An E-Sylum reader forwarded this neat article from the Republican American of Waterbury CT about a token issued by Scovill Manufacturing Co. in 1952 to commemorate its 150th anniversary. Scovill created a large number of numismatic items over the years. I hadn't seen this "spinner" token, a promotional item used to decide who pays for a round of beers. -EditorSometimes the smallest things can trigger the greatest memories. For father and son Robert Zabit, senior and junior, it's a coin. But not just any coin.
This particular one evokes Waterbury when it was a manufacturing powerhouse, the once vibrant Brass City where, as Bob Jr. put it, "people worked hard and played hard."
Minted by the Scovill Manufacturing Co. in 1952 to commemorate its 150th anniversary, the shiny brass coin honors an industry's history on one side and a hard-drinking culture on the other.
He placed the coin, which is about the size of a 50-cent piece, face down on a counter, held it between thumb and forefinger and spun it like a top. When the spinning disk came to a stop, an arrow inscribed "YOU PAY" pointed in his direction.
"I guess I buy the round," he laughed.
This is a bar coin, an emblem of a bygone era when factory workers filed into their favorite joint at the end of their shift and, if lucky, could have three or four beers without paying for any of them.
"But you had to stand at the corner of the bar when you spun it, so everyone had a chance of getting stuck with the bill," Zabit explained.
"I remember that," recalled Waterbury's Joseph Begnal, who owned Joe Begnal's Brown Derby right across from the entrance to Scovill's main plant on East Main Street. "We always kept one in the drawer."
Bob senior, a tool setter in Scovill's cosmetic division, was one of "the last three to walk out the door" before the factory closed for good. He still lives nearby. The coin and a key chain inscribed with the exact date the plant closed Nov. 3, 1989 are mementos from 40 years of work he has turned over to his son.
"We share Waterbury's manufacturing history," said Bob junior, 55, who worked for Eastern Color Printing before buying Larry's Wines & Spirits in Middlebury 15 years ago.

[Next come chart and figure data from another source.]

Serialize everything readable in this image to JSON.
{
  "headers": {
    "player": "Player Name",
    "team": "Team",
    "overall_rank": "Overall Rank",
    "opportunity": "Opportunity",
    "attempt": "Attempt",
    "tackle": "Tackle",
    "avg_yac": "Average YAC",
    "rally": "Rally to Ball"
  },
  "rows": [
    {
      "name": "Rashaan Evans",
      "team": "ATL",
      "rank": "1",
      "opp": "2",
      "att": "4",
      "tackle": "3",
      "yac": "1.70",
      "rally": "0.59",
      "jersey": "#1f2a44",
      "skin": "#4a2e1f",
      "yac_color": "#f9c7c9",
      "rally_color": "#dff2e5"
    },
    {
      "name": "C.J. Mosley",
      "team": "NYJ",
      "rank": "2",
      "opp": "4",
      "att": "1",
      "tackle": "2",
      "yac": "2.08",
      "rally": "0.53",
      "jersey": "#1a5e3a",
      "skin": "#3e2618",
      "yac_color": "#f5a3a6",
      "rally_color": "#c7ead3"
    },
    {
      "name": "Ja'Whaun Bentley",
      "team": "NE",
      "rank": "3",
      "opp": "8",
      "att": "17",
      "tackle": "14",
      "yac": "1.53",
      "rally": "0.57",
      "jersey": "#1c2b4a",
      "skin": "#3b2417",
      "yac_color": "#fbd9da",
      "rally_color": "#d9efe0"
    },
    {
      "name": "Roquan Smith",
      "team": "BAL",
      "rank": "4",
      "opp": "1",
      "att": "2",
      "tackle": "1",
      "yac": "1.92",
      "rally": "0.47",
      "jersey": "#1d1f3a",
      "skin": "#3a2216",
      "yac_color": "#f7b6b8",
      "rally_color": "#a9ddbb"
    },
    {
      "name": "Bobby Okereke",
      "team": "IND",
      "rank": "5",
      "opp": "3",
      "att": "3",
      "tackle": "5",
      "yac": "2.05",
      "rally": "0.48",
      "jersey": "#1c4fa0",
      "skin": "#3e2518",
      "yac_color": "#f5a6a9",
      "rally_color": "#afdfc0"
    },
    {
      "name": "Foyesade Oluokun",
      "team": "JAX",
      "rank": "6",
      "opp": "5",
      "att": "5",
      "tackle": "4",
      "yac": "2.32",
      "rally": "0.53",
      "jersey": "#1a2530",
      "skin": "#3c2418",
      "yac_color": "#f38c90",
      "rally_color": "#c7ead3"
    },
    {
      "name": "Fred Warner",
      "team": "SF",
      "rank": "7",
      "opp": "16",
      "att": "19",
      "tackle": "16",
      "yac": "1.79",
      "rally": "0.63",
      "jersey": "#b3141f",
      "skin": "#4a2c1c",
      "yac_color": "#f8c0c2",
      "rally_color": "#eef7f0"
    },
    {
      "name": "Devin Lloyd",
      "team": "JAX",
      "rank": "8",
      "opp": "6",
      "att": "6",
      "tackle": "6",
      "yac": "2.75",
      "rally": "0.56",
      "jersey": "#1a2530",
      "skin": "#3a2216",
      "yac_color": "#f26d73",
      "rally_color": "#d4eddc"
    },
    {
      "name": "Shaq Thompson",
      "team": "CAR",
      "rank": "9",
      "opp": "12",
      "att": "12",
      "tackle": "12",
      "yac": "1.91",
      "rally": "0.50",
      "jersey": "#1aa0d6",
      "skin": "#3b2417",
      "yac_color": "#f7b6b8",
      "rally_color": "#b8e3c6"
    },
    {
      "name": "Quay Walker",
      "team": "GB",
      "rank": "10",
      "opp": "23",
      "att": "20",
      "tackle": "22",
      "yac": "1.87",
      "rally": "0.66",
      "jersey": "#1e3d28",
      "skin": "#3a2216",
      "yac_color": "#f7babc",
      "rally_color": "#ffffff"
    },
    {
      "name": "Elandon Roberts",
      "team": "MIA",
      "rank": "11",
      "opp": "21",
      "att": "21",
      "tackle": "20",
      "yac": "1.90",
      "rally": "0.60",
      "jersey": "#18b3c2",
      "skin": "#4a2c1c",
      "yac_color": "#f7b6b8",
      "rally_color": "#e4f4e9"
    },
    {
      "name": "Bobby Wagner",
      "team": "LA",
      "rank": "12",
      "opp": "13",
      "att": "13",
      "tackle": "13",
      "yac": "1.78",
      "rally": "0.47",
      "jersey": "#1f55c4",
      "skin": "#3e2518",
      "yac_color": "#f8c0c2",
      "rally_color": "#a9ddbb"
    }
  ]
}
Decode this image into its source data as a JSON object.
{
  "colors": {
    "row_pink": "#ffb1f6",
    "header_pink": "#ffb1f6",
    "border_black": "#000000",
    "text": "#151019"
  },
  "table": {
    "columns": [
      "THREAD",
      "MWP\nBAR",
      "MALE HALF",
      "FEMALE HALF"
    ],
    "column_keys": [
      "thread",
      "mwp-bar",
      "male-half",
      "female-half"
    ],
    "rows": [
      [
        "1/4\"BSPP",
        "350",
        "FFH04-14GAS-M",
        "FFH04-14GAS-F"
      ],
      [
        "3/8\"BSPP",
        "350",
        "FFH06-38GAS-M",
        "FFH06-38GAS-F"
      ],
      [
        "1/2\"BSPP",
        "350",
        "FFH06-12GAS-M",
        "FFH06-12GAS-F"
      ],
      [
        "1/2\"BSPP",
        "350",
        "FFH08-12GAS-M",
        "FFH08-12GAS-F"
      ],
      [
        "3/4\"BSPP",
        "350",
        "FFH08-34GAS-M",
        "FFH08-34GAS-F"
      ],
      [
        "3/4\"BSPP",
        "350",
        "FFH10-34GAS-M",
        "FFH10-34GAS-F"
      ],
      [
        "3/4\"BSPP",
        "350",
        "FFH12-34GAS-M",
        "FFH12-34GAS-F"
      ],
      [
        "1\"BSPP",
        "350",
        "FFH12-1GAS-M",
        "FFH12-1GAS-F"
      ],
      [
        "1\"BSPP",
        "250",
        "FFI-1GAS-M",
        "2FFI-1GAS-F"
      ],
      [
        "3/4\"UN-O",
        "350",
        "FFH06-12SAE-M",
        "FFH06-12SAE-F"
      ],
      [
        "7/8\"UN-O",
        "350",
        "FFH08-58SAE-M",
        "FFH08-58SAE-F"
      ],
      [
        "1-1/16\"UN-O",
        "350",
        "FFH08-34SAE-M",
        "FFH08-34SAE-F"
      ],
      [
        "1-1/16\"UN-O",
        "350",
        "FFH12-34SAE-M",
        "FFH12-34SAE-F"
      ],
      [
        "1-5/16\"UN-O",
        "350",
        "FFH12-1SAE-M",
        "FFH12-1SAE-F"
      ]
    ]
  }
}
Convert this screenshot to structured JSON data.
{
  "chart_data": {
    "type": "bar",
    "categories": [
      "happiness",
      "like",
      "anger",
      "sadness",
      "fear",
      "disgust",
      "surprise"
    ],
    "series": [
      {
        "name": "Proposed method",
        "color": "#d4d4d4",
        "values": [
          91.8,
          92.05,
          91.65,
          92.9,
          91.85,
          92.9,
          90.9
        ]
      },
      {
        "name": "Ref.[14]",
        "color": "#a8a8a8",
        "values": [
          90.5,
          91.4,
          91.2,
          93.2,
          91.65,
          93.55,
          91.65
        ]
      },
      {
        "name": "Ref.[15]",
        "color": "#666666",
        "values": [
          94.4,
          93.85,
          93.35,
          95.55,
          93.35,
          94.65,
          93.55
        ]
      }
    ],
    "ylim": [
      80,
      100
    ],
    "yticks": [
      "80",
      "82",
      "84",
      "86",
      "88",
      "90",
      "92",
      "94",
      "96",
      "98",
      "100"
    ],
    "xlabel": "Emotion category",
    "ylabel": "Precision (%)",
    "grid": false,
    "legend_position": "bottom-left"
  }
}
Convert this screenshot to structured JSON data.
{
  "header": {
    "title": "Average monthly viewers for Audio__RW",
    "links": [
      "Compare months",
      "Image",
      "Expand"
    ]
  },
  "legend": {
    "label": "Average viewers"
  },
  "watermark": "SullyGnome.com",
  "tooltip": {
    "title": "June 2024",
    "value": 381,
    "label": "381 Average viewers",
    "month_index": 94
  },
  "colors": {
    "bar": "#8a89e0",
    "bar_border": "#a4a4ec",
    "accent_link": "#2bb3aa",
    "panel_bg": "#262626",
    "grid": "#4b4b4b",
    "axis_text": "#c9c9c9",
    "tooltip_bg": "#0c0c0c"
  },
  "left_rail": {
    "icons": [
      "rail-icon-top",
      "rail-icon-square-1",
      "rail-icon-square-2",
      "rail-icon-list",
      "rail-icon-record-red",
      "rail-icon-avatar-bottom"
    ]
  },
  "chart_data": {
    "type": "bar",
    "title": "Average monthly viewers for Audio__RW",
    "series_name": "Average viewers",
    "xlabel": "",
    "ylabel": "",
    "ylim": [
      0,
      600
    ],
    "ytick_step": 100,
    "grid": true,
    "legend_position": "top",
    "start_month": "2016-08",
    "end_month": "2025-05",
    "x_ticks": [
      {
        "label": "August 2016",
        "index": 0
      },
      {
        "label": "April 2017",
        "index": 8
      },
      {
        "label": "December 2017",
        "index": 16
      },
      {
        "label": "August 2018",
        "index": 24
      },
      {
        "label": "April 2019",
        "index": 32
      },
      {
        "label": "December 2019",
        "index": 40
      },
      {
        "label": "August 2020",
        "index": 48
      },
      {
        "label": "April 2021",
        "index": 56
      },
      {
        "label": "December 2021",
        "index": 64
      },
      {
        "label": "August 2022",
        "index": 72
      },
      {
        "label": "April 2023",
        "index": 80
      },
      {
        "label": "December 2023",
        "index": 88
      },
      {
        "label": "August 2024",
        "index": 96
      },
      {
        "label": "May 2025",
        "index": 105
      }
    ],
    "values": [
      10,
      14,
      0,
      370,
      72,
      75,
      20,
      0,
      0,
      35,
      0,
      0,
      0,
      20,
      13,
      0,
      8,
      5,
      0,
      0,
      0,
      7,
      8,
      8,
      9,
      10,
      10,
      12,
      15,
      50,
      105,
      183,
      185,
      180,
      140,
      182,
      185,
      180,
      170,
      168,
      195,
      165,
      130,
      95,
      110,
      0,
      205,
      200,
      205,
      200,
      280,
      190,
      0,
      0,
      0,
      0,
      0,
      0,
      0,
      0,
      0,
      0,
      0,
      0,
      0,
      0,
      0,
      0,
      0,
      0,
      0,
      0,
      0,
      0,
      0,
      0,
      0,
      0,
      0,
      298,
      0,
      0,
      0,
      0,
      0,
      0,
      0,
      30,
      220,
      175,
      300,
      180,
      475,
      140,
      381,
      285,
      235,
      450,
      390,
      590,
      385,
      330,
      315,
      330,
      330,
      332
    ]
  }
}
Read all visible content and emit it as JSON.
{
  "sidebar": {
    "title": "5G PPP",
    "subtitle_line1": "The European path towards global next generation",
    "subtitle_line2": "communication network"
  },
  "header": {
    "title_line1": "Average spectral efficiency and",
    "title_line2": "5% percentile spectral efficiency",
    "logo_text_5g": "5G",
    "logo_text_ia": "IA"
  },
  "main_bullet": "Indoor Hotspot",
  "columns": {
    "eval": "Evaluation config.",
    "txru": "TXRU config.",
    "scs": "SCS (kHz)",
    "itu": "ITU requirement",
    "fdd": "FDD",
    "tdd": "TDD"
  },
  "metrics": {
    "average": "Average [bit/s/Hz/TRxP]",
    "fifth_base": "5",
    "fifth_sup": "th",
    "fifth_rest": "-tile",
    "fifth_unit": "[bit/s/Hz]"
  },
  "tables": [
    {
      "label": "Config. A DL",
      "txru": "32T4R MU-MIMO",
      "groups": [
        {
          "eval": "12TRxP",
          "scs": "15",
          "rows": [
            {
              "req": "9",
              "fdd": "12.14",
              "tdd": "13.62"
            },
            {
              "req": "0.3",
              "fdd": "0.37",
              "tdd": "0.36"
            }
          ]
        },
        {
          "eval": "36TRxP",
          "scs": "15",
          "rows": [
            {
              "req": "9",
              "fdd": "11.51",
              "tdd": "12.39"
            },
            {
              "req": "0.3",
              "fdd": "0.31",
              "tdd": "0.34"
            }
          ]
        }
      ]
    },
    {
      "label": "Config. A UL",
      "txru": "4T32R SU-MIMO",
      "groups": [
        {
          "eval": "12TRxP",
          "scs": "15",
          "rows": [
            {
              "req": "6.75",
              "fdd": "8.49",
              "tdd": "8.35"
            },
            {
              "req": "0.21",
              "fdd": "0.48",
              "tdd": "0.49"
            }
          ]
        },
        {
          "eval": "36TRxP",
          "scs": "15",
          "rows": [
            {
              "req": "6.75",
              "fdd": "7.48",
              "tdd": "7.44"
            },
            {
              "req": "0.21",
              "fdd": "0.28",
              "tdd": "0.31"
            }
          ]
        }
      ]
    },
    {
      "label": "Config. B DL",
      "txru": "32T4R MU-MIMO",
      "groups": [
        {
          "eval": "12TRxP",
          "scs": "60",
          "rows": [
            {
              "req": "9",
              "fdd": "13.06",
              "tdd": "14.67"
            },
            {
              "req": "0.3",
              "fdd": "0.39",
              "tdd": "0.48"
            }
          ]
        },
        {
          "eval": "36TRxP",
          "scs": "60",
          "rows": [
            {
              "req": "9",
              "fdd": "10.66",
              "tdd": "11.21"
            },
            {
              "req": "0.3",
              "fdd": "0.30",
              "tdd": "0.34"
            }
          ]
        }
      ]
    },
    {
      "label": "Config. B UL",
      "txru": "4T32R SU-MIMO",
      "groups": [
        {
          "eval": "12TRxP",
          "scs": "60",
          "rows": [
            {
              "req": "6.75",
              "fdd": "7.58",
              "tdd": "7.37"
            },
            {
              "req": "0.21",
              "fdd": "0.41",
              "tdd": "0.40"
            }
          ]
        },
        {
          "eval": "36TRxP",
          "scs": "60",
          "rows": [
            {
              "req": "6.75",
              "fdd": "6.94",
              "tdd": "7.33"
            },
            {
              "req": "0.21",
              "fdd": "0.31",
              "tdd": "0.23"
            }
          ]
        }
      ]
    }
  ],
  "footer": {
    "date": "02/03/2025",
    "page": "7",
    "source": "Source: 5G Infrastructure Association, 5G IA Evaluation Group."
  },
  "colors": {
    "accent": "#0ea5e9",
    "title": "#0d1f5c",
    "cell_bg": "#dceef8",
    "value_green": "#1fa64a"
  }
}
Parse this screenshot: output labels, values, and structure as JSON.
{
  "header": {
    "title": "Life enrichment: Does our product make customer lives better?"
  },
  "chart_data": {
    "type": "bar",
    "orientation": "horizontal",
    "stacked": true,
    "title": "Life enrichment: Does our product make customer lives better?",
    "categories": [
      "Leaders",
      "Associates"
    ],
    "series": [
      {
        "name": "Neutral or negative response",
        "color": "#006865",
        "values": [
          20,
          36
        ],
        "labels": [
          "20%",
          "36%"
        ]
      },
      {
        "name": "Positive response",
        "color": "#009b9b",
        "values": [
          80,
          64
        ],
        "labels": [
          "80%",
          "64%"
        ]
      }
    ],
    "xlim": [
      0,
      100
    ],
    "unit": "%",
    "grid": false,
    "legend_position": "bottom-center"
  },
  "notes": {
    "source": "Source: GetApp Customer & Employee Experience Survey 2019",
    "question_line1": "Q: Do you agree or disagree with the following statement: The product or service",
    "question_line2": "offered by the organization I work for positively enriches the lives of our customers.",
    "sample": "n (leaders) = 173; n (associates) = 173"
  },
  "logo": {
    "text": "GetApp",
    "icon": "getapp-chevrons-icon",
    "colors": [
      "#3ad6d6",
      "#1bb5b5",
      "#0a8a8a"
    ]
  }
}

The coin is not only rare, but handsomely designed; tactile proof of the company inscription that reads "150 years of craftsmanship in metals." Barely visible within a embossed scene of Scovill's original 1802 plant is a slightly protruding axis point so precisely centered that the coin spins without quavering for nearly a full minute with an easy flick of the fingertips. On the reverse side, along with that fateful arrow, is written: ROUND & AND ROUND SHE GOES, WHERE SHE STOPS NOBODY KNOWS
"By the time that thing stopped, there were a half-dozen pints already on the bar," said Zabit.